Tips to encourage your infant’s communication:

  1. Play with your baby! Face to face interaction with your child may be the most valuable tool you have. No high-priced toy or well-researched program can compare to the benefits your child will gain from face-to-face time with loved ones.
    For grown-ups, play is what we do after a long day of work. For children, however, play is their job! Play is the backdrop for child learning and developing. It provides opportunities to explore, problem- solve, learn cause -and -effect, and communicate. As you play with your child, follow their lead. Pause before jumping in to assist your child. Give them opportunities to ask for a favorite toy by placing it just out of reach. If something unexpected happens (e.g. a book falls off the table), pause to let your child react or communicate before fixing the problem.
  2. Reinforce your child’s communicative attempts by responding to and imitating their facial expressions, vocalizations and babbling. Maintain eye-contact as you imitate the sounds your child makes.
  3. Encourage your child to use different vowels and speech sounds such as “oo”, “ee”, “da”, “ba” or “ma”. Engage your child in sound play, pairing different sounds with silly actions. You might knock over a block and exclaim “uh oh!” or tickle your baby’s toes and say “do do!”
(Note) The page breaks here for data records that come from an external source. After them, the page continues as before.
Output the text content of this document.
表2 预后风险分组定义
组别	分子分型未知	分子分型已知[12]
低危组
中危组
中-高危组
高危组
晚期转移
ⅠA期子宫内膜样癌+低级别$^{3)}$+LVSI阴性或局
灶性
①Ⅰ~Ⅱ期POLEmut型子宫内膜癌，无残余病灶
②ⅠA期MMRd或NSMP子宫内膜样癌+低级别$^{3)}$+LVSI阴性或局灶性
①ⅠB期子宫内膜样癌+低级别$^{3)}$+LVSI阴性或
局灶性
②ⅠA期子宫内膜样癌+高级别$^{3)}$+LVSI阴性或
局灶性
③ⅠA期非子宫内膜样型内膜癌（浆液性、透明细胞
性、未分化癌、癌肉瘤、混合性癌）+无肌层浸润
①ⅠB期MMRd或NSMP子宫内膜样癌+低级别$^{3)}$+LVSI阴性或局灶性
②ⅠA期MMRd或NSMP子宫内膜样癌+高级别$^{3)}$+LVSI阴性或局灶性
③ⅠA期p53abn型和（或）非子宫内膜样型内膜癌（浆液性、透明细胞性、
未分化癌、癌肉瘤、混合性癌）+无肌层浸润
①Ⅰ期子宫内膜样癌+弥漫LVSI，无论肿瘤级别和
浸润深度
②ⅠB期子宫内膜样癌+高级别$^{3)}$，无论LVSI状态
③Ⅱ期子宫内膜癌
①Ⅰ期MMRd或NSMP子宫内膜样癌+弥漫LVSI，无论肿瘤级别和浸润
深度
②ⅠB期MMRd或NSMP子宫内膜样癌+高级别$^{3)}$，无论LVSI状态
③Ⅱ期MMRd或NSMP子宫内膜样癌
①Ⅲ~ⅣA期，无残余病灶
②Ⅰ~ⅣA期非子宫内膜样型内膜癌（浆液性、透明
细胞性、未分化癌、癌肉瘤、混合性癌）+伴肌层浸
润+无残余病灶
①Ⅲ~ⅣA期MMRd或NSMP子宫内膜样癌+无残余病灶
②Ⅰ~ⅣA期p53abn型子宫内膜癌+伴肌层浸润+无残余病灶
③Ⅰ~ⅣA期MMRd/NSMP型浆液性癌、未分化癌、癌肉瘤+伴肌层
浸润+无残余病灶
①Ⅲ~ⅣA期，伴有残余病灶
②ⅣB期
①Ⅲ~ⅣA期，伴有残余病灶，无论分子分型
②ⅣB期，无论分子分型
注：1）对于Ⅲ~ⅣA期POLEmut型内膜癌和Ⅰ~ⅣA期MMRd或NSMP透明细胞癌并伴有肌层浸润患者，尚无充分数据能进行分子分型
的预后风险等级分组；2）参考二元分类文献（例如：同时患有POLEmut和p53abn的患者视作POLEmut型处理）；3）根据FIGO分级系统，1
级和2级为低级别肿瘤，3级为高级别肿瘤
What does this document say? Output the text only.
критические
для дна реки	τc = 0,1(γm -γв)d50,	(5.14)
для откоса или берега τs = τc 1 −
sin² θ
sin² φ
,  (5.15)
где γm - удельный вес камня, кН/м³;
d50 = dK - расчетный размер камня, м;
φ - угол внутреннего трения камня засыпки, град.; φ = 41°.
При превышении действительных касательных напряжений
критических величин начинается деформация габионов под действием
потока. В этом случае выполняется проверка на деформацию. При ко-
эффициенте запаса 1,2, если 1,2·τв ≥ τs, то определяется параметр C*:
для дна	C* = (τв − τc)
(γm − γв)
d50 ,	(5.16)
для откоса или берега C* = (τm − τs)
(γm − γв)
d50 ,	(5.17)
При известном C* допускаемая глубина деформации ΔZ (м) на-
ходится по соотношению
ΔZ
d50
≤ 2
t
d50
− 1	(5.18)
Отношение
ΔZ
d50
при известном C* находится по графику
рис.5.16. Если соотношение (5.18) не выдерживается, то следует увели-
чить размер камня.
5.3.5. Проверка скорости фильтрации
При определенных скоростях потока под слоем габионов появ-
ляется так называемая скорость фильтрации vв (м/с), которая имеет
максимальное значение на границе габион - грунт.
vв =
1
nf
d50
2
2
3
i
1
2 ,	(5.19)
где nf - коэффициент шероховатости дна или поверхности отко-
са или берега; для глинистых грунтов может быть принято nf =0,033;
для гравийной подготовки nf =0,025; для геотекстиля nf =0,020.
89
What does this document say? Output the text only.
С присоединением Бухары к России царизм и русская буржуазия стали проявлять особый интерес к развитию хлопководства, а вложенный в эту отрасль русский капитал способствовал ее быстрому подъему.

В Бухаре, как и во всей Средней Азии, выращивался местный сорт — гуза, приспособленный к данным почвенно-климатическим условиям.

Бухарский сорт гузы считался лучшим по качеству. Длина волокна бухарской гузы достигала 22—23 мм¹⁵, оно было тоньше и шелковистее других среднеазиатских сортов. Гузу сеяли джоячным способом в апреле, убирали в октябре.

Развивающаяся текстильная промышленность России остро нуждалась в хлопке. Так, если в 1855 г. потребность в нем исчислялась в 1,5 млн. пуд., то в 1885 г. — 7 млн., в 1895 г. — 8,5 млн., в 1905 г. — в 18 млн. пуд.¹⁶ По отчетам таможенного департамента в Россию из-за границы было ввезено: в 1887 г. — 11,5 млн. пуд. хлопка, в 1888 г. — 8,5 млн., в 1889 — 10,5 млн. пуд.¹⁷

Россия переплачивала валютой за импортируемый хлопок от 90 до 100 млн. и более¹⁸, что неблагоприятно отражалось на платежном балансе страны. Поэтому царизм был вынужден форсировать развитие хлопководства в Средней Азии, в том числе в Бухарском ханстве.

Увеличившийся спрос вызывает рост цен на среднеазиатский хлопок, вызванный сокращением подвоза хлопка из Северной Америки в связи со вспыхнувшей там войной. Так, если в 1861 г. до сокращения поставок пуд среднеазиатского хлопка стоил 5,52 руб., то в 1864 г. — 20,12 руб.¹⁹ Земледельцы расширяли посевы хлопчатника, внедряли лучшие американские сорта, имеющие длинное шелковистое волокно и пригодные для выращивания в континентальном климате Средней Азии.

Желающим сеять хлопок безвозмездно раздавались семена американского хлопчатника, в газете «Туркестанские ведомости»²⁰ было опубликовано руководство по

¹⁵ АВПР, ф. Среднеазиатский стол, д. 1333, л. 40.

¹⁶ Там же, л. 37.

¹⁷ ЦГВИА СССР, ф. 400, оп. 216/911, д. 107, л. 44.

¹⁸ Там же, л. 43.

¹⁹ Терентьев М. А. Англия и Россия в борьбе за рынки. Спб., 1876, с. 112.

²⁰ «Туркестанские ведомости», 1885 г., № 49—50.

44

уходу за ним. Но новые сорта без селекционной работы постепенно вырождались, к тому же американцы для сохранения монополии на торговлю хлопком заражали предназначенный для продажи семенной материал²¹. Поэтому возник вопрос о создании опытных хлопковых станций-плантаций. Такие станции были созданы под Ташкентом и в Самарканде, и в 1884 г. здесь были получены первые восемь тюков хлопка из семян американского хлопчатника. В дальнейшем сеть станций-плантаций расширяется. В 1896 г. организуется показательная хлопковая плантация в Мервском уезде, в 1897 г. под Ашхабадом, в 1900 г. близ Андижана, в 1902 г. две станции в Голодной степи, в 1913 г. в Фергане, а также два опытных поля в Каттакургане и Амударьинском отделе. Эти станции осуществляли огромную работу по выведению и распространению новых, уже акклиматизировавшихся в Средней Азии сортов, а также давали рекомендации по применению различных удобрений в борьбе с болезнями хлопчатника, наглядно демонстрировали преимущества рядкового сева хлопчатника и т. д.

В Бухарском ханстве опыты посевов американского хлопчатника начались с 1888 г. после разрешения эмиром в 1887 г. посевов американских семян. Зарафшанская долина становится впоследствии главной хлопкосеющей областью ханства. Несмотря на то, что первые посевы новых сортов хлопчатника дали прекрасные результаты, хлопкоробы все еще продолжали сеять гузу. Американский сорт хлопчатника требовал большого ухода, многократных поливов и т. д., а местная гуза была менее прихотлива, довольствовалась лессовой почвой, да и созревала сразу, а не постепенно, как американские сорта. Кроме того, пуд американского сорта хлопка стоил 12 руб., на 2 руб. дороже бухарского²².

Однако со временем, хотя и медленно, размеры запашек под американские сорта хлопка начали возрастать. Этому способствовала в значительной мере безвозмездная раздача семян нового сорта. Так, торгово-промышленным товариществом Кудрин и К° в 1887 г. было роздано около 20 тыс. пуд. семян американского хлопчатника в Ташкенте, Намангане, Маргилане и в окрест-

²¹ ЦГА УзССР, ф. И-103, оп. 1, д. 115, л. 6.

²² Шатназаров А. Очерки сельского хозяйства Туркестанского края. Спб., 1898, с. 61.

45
  4. Pair gestures with words to help convey meaning as you communicate with your child. For example, if your child wants to be picked up, you might reach your hands up high and say “up!’. Wave your hand as you say “bye bye!” Point to objects as you label them (e.g. “ball!” or “milk!”).
  5.  Encourage your child to imitate your actions. Play finger games such as “Itsy Bitsy Spider”, “Wheels on the Bus”, and “Pat-A-Cake”. You might also play “Peek-A-Boo”, clap your hands, or blow kisses.
  6. Make environmental noises during play (e.g. “car says beep beep!” or “cow says moo moo!”). Encourage your child to imitate various sounds as they explore and play.
  7. Sing to your child! Songs are an excellent way to engage your child in a meaningful and language-rich context. Add gestures to your songs, and create anticipation as you vary your facial expressions and intonation. The repetition of a familiar song will provide opportunities for your child to anticipate and even join in!
  8. Narrate what is happening in the environment. Use simple language to describe actions and events to your child as they are happening (e.g. “Mommy is putting shoes on!” or “Mommy is washing your hands!”).
  9. Read to your child! Choose books with large and engaging pictures that are not too detailed. Point to and label various pictures (e.g. “ball!” or “cow…moo moo!”). Ask your child “What’s this?” and encourage them to name pictures. A young child may not be able to attend to a book for very long- that’s okay! Follow your child’s lead and don’t feel pressured to finish a whole book. Instead, focus on keeping literacy activities fun and engaging, and enjoy the few pages that your child reads.